Peart is also an amateur auto racer, and something of an off-ramp connoisseur. “Racetracks are designed to make it as difficult as possible to get around that corner fast,” he says over the Aston Martin’s growl, hands tight on the wheel as he whips through the turn. “And some ramps, by necessity, are that way too. I’ve been picking out a few favorites — the ramp to Wilshire on the 405 is awesome.”
At 62, Peart resembles an off-brand Tom Hanks, with a prominent, florid nose and alert brown eyes. He is tall, dressed in a black T-shirt, black khakis and Prada sneakers; he has ropy, muscled forearms and an athlete’s physical ease, despite growing up as a self-described weakling. He is a good deal more personable than you’d expect of a guy who wrote the lyrics to rock’s premier anti-schmoozing anthem, “Limelight” (“I can’t pretend a stranger is a long-awaited friend”), delivering crisp, all-but-indented paragraphs in a rich baritone. A rigorous autodidact and a gifted, near-graphomaniacal writer, he has penned so many books, essays and lyrics that he can’t help deploying conversational footnotes: “When I wrote about that, I said . . . ”
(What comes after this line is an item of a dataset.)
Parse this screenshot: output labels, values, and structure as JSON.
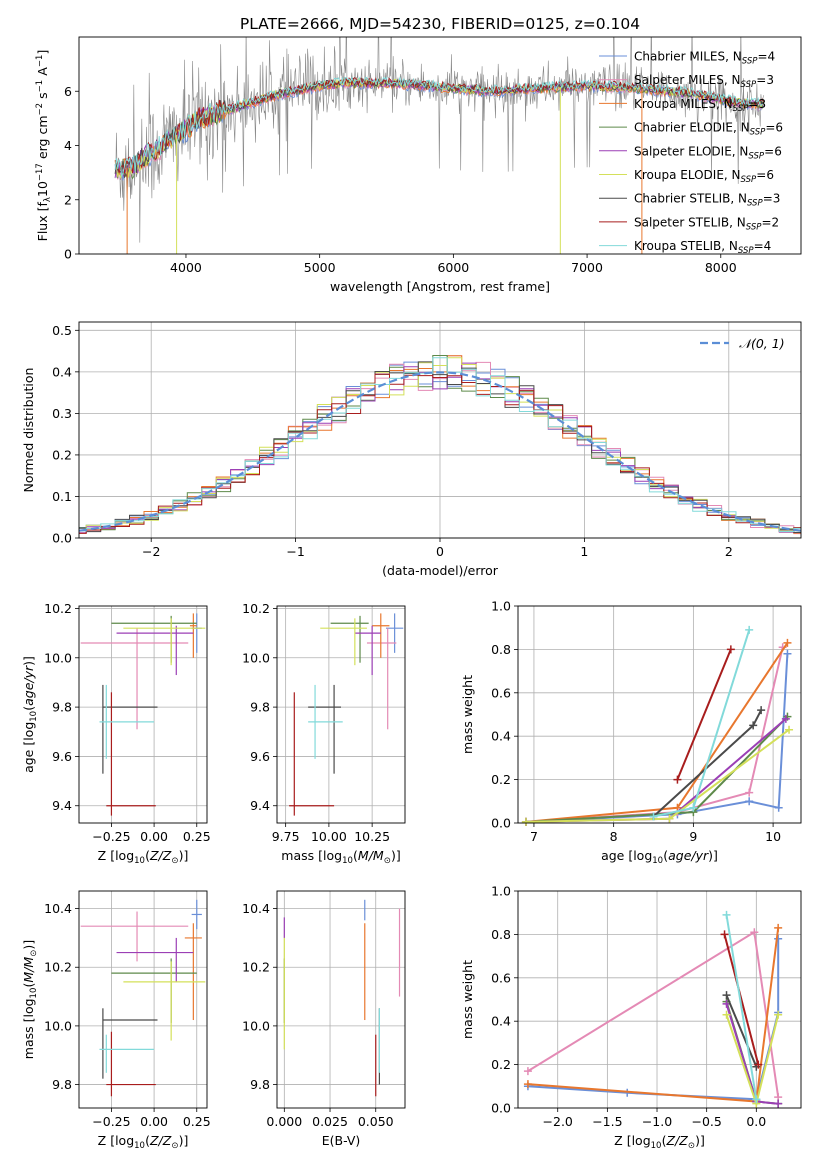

Peart’s fans consider him rock’s greatest living drummer: He’s won prizes in Modern Drummer‘s annual readers’ poll 38 times. And even those allergic to the spectacle of inhuman chops unleashed upon gleaming, rotating, 20-piece-plus drum kits might consider Peart’s talent for rhythmic composition and drama: Rush fans know that his hypersyncopated beats and daredevil fills are pop hooks in their own right. “Neil is the most air-drummed-to drummer of all time,” says former Police drummer Stewart Copeland, Peart’s friend, musical influence and occasional jam partner, who points to a core sense of groove beneath the flashiness: “Neil pushes that band, which has a lot of musicality, a lot of ideas crammed into every eight bars — but he keeps the throb, which is the important thing. And he can do that while doing all kinds of cool shit.”
Neil Peart likes to ask himself a couple of key questions. One is “What is the most excellent thing I can do today?” The answers lead him to travel between Rush’s shows on a BMW motorcycle instead of a plane or bus (creating scheduling nightmares for the band’s management), and to embark upon extracurricular bicycle trips through West Africa and China and Europe. He aims to fill every minute of his life with as much much-ness as possible, which may also help explain all those 32nd notes.